John received his congestive heart failure diagnosis in 1998. His adoptive father had been a heart patient at The Ohio State University Wexner Medical Center years ago and the family had been impressed by the quality of care the elder Sayer received, so John and Cathy turned to Ohio State’s Richard M. Ross Heart Hospital for help. John received a pacemaker in 1998 and continued to work 12-hour days running a multi-million-dollar machine at the coal mine while raising beef cattle at home.

But in the years following the explosion, John’s condition worsened. By 2015, the 66 year old became an inpatient at the Ross as he spent months on the transplant list waiting for a new heart. Certain that his time was limited, he tried to prepare Cathy with the information he thought she would need for life without him.
 

When the call came that John was getting a heart, it wasn’t just the Sayers who rejoiced. The doctors, nurses and other members of the team who had cared for John made celebratory calls to those who were off-duty that day. Two of the cardiologists who were away at a conference in Las Vegas toasted John’s new heart—a remembrance that makes John smile.

During the six-hour operation, John’s family gathered anxiously in the waiting room, including sons Tommy and Mitch. The surgery was a success, but the happiness bittersweet. “You think for John to get that heart, someone had to die,” says Cathy.

In John’s case, the donor was a 44-year-old husband and father. The Sayers met his family, who placed their hands over John’s chest to feel the heartbeat that had belonged to the man who would have become a grandfather for the first time shortly after his passing. John gave the widow and children ruby heart jewelry to mark the somber occasion.

“They told me when I got this heart not to waste it,” recalls John, who has not slowed down and has no plans to. He feeds the feral cats in the barn, keeps the neighbor’s lawn mowed as well as a 25-acre park in town where his granddaughter’s baseball team plays, completes projects around the new house he helped to design after losing his in the explosion, and is known as the go-to person for help with odd jobs.

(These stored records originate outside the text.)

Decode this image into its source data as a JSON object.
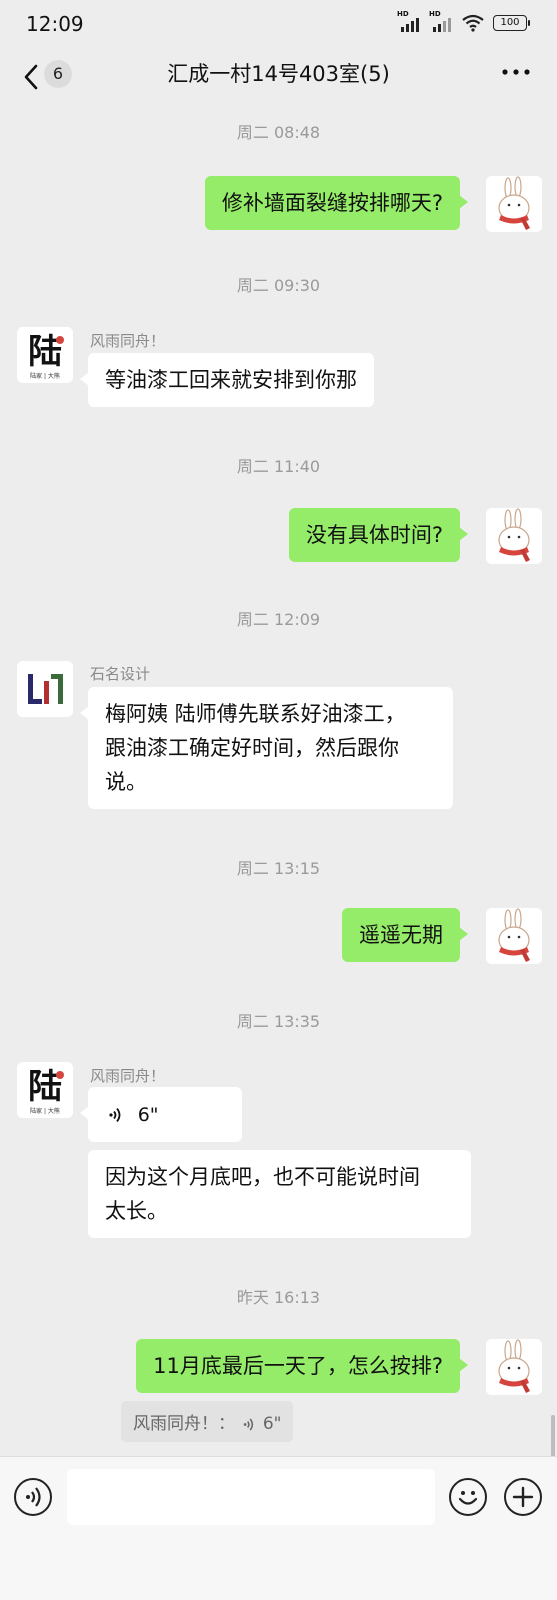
{
  "status_bar": {
    "time": "12:09",
    "signal1_label": "HD",
    "signal2_label": "HD",
    "battery": "100"
  },
  "header": {
    "unread_count": "6",
    "title": "汇成一村14号403室(5)"
  },
  "messages": {
    "ts1": "周二 08:48",
    "m1": "修补墙面裂缝按排哪天?",
    "ts2": "周二 09:30",
    "m2_sender": "风雨同舟！",
    "m2": "等油漆工回来就安排到你那",
    "ts3": "周二 11:40",
    "m3": "没有具体时间?",
    "ts4": "周二 12:09",
    "m4_sender": "石名设计",
    "m4_line1": "梅阿姨  陆师傅先联系好油漆工，",
    "m4_line2": "跟油漆工确定好时间，然后跟你",
    "m4_line3": "说。",
    "ts5": "周二 13:15",
    "m5": "遥遥无期",
    "ts6": "周二 13:35",
    "m6_sender": "风雨同舟！",
    "m6_voice": "6\"",
    "m7_line1": "因为这个月底吧，也不可能说时间",
    "m7_line2": "太长。",
    "ts7": "昨天 16:13",
    "m8": "11月底最后一天了，怎么按排?",
    "quote_prefix": "风雨同舟！：",
    "quote_voice": "6\""
  },
  "avatars": {
    "lu_char": "陆",
    "lu_caption": "陆家 | 大熊",
    "shiming_mark": "LI7"
  },
  "input": {
    "value": ""
  },
  "colors": {
    "my_bubble": "#95ec69",
    "other_bubble": "#ffffff",
    "background": "#ededed"
  }
}
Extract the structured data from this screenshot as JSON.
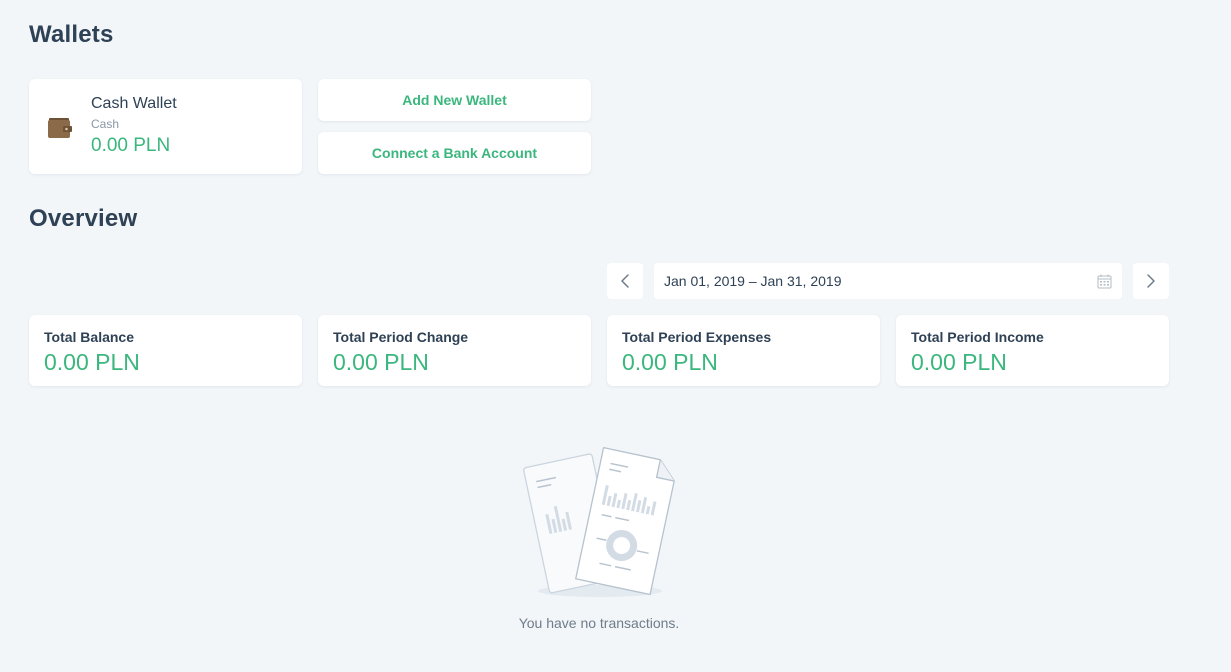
{
  "wallets_section": {
    "title": "Wallets",
    "wallet": {
      "name": "Cash Wallet",
      "type": "Cash",
      "balance": "0.00 PLN",
      "icon": "wallet-icon"
    },
    "add_wallet_label": "Add New Wallet",
    "connect_bank_label": "Connect a Bank Account"
  },
  "overview_section": {
    "title": "Overview",
    "date_range": "Jan 01, 2019 – Jan 31, 2019",
    "prev_icon": "chevron-left-icon",
    "next_icon": "chevron-right-icon",
    "calendar_icon": "calendar-icon",
    "stats": [
      {
        "label": "Total Balance",
        "value": "0.00 PLN"
      },
      {
        "label": "Total Period Change",
        "value": "0.00 PLN"
      },
      {
        "label": "Total Period Expenses",
        "value": "0.00 PLN"
      },
      {
        "label": "Total Period Income",
        "value": "0.00 PLN"
      }
    ],
    "empty_message": "You have no transactions."
  },
  "colors": {
    "background": "#f2f6f9",
    "card": "#ffffff",
    "accent": "#3bb77e",
    "heading": "#2e4155",
    "muted": "#8a97a5",
    "wallet_icon": "#8b6a4a"
  }
}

Now, nearly a year following the transplant, John and Cathy continue to be regulars at the Ross—returning for the rigorous tests that follow a heart transplant, but also to give back to those they credit with saving John’s life.

They bring Cathy’s homemade caramels, pumpkin cakes and other goodies to the fourth and sixth-floor nurses, and drop off bags filled with treats for those staying at the Unverferth House—Ohio State’s temporary residence for those who live outside of Franklin County, where Cathy spent an abundance of time in the months leading up to John’s heart transplant.

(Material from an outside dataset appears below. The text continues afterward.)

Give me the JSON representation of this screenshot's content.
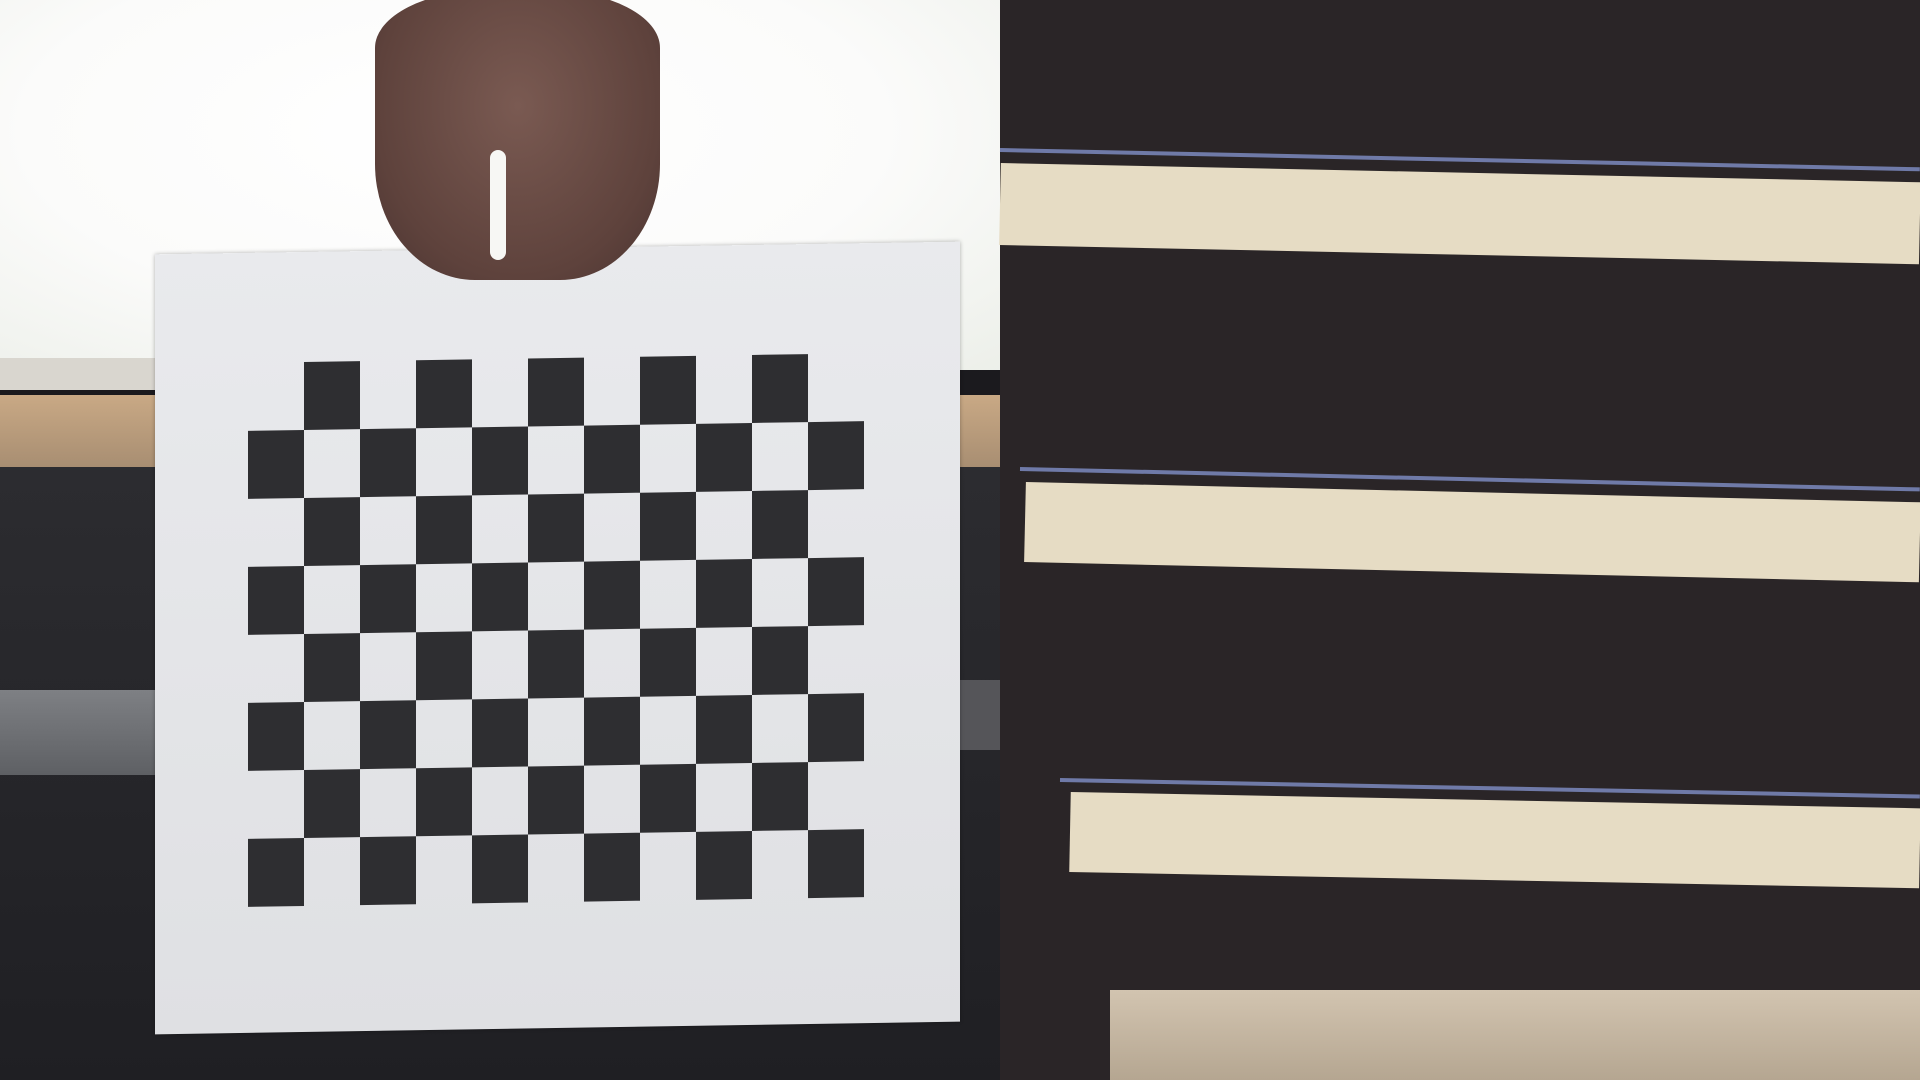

When staff at the Ross encounter a new transplant patient who needs some reassurance, they call on John. He happily makes the hour-and-a-half drive to Columbus to provide the face-to-face support that only another transplant survivor can provide. John notes that the other transplant patients have become like family to him.

John and Cathy recently committed $25,000 to the Ross to help prepare the next generations of heart care clinicians. “You’re helping somebody else out when you give to Ohio State—the kids who are going to be the doctors and nurses and surgeons of the future. I had my blood pressure taken 150 times a day,” he laughs. “But they are learning so that’s okay.”

One day, the Sayers hope to see their names inscribed on the donor wall at the Ross—not because they seek attention for their giving, but because they are so proud to have their names associated with the place that has done so much to improve John’s life. “For all the good Ohio State has done for me, I can’t help but do what I can for them. If you have to go to a hospital, Ohio State is the place to be.”